Currently, technological innovations of the fourth industrial revolution, including AI, are emerging one after another. However, the market created by these technological innovations has not yet been formed, and the number of companies that have entered the market has not yet emerged. It is certain that new business opportunities exist, but there is no objective data to analyze them.

Something similar to this happened when the Internet was commercialized 30 years ago. While Japanese and European (especially Japanese) companies were stuck in such a situation, U.S. companies such as Google and Amazon pushed strongly into the unexplored frontier and established a dominant position. There is no longer time to hesitate if you want your business to ride the next wave of technological innovation.

The “Concept Reserch Method” is a technique for exploring business opportunities related to emerging technologies.

Around 1996-1997, Kunihiro TADA argued that business research should include not only factual research, but also conceptual research, for the sake of large Japanese companies who were not aware that the Internet was changing the world. However, the use of Husserl’s phenomenology to theorize Cocept Research made it increasingly difficult for business people to understand. Reflecting on the importance of presenting technical tools rather than philosophical arguments, Tada became involved with Kohonen’s Self-Organizing Map (SOM) in 1998.

SOM is precisely because it is a technical tool that generates concepts from data. In 2000, we translated Viscovery SOMine into Japanese and began selling it in Japan. It is the most complete SOM data mining system on the market. Then, in 2003, we began selling Hugin, a Bayesian belief network (BBN). Hugin is a pionier product which has contributed greatly to the practical application of BBN.

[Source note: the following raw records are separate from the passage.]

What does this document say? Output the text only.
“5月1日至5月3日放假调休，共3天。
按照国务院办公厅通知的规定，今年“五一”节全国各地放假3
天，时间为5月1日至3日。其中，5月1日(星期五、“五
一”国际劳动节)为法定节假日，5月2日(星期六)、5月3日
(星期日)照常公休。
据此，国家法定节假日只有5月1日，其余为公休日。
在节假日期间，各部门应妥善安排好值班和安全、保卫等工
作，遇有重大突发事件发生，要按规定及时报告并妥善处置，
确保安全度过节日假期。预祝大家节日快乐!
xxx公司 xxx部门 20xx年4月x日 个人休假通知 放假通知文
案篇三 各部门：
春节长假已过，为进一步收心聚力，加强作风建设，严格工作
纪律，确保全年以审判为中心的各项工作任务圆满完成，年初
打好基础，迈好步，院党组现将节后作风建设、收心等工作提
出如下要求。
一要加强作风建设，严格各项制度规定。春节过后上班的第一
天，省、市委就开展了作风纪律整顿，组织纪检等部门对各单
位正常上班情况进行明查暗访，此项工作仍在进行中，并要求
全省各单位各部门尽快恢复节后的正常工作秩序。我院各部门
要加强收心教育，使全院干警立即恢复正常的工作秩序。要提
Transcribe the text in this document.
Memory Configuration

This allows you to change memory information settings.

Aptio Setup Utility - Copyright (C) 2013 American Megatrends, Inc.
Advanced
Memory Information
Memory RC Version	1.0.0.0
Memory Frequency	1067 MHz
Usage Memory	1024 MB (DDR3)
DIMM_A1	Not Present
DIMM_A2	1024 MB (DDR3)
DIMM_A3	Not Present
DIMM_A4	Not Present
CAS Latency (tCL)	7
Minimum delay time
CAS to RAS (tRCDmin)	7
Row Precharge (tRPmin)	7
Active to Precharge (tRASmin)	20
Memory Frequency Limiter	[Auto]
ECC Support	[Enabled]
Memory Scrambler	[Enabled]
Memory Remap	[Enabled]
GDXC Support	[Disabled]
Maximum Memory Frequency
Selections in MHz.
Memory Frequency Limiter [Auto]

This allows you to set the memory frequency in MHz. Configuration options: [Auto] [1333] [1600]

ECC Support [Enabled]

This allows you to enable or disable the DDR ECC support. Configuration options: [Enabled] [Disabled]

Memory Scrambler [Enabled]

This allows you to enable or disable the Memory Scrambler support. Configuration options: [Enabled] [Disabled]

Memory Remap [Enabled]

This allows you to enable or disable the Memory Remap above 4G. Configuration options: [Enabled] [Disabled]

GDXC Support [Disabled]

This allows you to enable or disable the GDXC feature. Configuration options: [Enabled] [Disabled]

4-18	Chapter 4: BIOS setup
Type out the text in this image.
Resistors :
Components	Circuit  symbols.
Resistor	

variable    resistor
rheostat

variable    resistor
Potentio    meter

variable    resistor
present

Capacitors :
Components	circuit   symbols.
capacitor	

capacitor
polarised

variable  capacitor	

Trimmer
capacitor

By combining SOM and BBN, a computer-assisted KJ method can be constructed. The KJ method is a method of analyzing qualitative information invented in Japan in the 1960s. KJ are the initials of the originator, Jiro Kawakita, a cultural anthropologist. A similar approach is known internationally as the Grounded Theory Approach (GTA). These methods have the following steps in common:

  1. Field research collects many pieces of information.
  2. Classify pieces of information by similarity. (The KJ method recommends repeating this classification over and over again “until the scales fall from your eyes.”)
  3. Extract common characteristics within groups created by classification.
  4. Explain relationships between groups or characteristics. (The KJ method creates a diagram.)

We can achieve 2 and 3 using SOM and statistical tests, and 4 using BBN. However, handling qualitative information requires advanced text mining techniques. Unfortunately, traditional text mining is not powerful enough to do this. OpenAI’s Chat-GPT was exactly the solution for this. Initially, Chat-GPT was capable of use words like a human, but the content was not very reliable. However, after about a year of testing, it has become clear that it can extract document features using more sophisticated concepts.

Thus, we are now able to use OpenAI techniques to extract features from documents, analyze concepts with SOM, and model relationships between elements with BBN.